On Civil Litigation, Part 2 of 2: Tort Reform
Author’s Note: This post is the second of a two-part series (read part 1 here) that looks at various narratives about civil lawsuits. Originally intended to be a longer series, it became apparent to the author that bi-weekly posts are a less than ideal way to write a series and makes it difficult for readers to follow. Mea culpa.
Coincidentally, two weeks since my previous post, the Missouri Supreme Court struck down a 2005 tort reform law. The law in question applied only to medical malpractice cases and placed a cap of $350,000 on non-economic damages, more commonly referred to as “pain and suffering.” Though the case itself likely has few implications outside of Missouri, it is interesting because it demonstrates the still-contentious nature of tort reform.
Tort reform refers to a broad set of policies aimed at curtailing what proponents see as abuses of the civil justice system, such as frivolous lawsuits and excessive awards. The American Tort Reform Association (ATRA), the primary nationwide lobbying group advancing tort reform, lists 13 areas in which it is actively lobbying for changes. Among them, and among the most widely implemented, are caps on non-economic damages.
Tort reform is a solution in search of a problem. ATRA suggests that “[M]ulti-million dollar jury awards and settlements in medical liability cases have forced many insurance companies to either leave the market or substantially raise costs. Increasingly, physicians in these states are choosing to stop practicing medicine, abandon high-risk parts of their practices, or move their practices to other states.” Under this narrative, medical malpractice suits have increased healthcare costs for everyone. It has also created an exodus of doctors, particularly specialists and particularly from rural areas (this narrative remains alive and well, apparent in the St. Louis Post-Dispatch article discussing the recent ruling in Missouri).
Paik et al. (2012) have just published a study using data from Texas, a state that has widely implemented tort reform. Using statewide data, they calculate the risk exposure to medical malpractice suits and associated costs over a 20-year period, both pre- and post-reform. Contrary to the tort reformers logic, Paik et al. find that healthcare costs and spending levels remained constant before and after reform; this is true within Texas (comparing low-risk and high-risk counties) as well as when comparing Texas to national trends. Elsewhere, Yang et al. (2008) use nationwide data to demonstrate that tort reform has no statistically significant effect on the supply of OB/GYN doctors; the supply of specialists remains the same regardless of the presence of reforms. These add to the already large body of literature that suggests tort reform is ineffective at meeting its stated goals, which are questionable to begin with.
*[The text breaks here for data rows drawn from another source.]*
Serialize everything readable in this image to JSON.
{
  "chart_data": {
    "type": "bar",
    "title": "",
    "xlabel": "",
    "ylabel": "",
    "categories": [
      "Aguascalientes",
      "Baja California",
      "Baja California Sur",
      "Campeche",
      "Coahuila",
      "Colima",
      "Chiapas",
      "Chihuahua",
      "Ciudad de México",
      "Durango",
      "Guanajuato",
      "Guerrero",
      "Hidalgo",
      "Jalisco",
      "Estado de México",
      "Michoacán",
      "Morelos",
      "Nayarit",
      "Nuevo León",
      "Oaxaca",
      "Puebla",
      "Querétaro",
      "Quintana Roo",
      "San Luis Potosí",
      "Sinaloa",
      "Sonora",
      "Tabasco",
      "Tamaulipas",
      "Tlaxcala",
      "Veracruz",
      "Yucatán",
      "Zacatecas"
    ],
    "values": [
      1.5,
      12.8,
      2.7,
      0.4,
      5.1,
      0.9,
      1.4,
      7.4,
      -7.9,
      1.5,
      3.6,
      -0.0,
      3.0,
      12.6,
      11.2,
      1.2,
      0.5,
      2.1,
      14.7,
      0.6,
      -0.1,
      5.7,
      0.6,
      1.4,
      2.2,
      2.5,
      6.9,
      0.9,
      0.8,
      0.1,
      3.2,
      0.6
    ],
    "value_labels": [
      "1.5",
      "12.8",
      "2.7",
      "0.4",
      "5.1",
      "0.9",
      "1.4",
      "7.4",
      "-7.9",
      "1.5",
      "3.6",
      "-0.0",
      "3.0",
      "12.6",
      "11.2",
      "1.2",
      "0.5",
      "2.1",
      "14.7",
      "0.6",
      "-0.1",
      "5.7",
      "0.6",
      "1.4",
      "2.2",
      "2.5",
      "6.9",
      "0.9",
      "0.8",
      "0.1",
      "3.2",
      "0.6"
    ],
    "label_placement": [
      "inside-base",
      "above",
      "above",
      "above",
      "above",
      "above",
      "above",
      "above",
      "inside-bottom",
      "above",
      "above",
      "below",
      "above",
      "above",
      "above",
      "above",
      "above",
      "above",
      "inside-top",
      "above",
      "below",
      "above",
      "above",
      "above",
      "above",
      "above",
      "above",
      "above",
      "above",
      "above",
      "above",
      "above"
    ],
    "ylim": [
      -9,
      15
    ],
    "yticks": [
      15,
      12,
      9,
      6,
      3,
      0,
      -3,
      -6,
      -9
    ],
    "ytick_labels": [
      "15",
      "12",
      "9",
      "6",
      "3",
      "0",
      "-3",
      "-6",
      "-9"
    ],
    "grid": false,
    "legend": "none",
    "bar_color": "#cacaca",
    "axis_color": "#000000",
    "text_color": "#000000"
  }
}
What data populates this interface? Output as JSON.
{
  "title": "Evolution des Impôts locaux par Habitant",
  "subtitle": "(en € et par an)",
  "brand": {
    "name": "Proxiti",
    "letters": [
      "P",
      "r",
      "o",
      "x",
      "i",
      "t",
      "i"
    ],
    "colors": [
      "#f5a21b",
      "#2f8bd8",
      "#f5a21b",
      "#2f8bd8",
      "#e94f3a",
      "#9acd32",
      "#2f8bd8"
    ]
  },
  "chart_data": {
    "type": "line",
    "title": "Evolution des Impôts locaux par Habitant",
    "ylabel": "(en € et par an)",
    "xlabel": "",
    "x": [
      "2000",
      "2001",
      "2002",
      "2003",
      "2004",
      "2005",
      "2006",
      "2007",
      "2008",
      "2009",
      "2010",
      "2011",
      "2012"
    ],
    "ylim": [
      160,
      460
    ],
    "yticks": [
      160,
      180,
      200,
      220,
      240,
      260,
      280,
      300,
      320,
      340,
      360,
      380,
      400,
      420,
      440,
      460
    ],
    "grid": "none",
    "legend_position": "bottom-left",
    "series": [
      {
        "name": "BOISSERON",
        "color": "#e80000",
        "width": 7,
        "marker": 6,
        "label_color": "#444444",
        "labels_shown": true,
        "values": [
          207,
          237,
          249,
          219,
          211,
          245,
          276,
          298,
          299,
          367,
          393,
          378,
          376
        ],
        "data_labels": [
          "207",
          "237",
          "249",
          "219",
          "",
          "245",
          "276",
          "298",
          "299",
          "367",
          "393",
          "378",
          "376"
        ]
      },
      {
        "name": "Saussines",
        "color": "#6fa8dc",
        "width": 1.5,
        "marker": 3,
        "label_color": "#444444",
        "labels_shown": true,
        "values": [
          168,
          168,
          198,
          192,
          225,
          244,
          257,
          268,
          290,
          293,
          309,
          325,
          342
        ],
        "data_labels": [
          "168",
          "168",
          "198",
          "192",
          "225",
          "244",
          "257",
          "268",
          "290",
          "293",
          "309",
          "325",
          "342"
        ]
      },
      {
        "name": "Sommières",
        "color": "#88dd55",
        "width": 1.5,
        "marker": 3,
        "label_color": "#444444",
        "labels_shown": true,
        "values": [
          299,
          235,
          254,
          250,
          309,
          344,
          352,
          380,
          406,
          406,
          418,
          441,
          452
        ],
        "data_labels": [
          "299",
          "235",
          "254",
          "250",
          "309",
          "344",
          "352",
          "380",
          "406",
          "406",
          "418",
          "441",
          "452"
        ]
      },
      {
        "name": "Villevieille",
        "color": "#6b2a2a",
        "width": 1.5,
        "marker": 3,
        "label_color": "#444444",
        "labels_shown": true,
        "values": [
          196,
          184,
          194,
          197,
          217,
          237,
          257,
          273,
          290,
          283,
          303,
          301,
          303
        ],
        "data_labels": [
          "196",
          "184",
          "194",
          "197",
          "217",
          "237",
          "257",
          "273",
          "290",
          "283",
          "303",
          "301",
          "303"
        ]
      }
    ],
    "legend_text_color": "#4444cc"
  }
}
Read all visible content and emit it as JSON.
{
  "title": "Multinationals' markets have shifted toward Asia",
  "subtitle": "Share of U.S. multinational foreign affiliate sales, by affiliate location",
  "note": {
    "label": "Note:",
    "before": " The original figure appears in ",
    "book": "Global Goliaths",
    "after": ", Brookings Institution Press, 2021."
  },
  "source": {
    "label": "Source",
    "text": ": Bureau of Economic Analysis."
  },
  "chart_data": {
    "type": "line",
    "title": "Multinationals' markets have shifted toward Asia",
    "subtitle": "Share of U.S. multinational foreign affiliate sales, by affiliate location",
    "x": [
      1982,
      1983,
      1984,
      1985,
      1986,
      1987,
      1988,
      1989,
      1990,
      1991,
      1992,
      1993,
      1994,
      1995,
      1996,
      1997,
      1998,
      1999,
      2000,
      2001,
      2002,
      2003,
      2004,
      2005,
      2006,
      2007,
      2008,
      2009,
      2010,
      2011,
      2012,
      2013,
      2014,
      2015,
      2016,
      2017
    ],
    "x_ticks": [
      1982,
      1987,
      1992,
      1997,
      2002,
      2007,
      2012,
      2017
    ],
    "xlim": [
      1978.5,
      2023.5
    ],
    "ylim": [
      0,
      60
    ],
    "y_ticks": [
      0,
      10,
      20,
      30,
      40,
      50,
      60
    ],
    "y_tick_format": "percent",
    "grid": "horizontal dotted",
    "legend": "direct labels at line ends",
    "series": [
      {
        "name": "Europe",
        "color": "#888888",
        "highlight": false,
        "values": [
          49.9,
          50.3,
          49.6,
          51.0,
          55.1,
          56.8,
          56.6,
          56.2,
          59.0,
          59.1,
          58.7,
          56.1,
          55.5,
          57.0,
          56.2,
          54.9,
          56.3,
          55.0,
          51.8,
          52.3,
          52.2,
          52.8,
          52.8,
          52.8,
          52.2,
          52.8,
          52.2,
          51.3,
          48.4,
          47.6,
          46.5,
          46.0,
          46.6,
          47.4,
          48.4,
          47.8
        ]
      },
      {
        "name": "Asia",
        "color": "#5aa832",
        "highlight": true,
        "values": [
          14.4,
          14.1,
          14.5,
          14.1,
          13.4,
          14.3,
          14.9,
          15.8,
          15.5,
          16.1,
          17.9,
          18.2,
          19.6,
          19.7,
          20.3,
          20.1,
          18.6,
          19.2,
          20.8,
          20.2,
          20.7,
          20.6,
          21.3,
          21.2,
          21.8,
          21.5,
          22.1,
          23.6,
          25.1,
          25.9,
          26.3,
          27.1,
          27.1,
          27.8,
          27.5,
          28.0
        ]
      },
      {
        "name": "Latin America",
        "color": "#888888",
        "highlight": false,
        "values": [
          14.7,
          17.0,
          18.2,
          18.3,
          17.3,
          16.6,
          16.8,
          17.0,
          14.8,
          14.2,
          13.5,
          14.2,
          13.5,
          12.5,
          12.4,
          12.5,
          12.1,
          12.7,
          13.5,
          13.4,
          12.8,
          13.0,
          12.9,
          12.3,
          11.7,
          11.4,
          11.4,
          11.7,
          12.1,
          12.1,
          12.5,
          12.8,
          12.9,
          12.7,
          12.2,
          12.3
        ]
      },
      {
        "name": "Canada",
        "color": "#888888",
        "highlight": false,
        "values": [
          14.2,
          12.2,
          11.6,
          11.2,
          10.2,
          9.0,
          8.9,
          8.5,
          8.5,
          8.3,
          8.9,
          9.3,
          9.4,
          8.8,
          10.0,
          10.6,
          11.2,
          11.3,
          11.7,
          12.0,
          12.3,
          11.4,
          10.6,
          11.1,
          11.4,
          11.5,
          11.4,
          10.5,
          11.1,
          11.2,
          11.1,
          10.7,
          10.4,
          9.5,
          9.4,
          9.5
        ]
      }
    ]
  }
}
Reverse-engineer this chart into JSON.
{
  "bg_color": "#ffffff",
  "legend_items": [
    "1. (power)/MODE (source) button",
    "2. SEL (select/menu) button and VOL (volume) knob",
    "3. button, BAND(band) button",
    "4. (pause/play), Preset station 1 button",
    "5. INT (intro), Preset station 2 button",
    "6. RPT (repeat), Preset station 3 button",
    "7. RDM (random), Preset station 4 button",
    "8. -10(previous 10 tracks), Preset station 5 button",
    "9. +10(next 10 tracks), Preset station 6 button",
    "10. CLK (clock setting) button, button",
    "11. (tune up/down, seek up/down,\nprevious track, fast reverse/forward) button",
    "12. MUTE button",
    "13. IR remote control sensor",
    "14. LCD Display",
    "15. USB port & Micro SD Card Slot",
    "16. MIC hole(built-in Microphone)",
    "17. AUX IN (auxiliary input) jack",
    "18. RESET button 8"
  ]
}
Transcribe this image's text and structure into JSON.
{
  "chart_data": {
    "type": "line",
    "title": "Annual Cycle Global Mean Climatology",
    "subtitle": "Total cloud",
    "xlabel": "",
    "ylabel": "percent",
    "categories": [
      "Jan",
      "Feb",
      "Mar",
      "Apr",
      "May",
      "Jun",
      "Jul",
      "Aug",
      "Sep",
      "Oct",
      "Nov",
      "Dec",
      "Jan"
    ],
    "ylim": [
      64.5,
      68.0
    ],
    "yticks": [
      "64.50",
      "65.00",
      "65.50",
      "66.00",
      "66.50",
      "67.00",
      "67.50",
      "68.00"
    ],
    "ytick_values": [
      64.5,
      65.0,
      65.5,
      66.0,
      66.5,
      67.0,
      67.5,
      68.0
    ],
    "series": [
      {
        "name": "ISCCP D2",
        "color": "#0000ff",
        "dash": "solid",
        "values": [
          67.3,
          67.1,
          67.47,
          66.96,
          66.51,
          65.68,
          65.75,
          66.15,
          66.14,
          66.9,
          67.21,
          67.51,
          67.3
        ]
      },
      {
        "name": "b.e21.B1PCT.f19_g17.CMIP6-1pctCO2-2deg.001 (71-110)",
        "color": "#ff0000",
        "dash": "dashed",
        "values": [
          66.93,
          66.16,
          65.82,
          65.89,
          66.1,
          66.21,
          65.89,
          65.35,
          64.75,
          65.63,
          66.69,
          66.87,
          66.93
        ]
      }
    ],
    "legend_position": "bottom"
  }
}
Although the debate over tort reform has died down in recent years, it may see a moderate resurgence. Newly chosen Vice Presidential candidate Paul Ryan has included federal tort reform is his previous budget submissions, and conservatives have long lauded tort reform as a means of curtailing rising medical costs despite evidence that tort reform has no noticeable effects on the costs of healthcare or the number of doctors. Tort reform does succeed, however, at perpetuating disparaging narratives about plaintiffs and limiting access to the courts. So, readers, I ask that you add your thoughts on this matter below. Has your state seen reforms? Are such lawsuits truly a problem? Will we see more rulings like the one from Missouri?
Yang, Y. Tony, David M. Studdert, S.V. Subramanian, and Michelle M. Mello. 2008. “A Longitudinal Analysis of the Impact of Liability Pressure on the Supply of Obstetrician-Gynecologists.” Journal of Empirical Legal Studies. 5(1):21-53.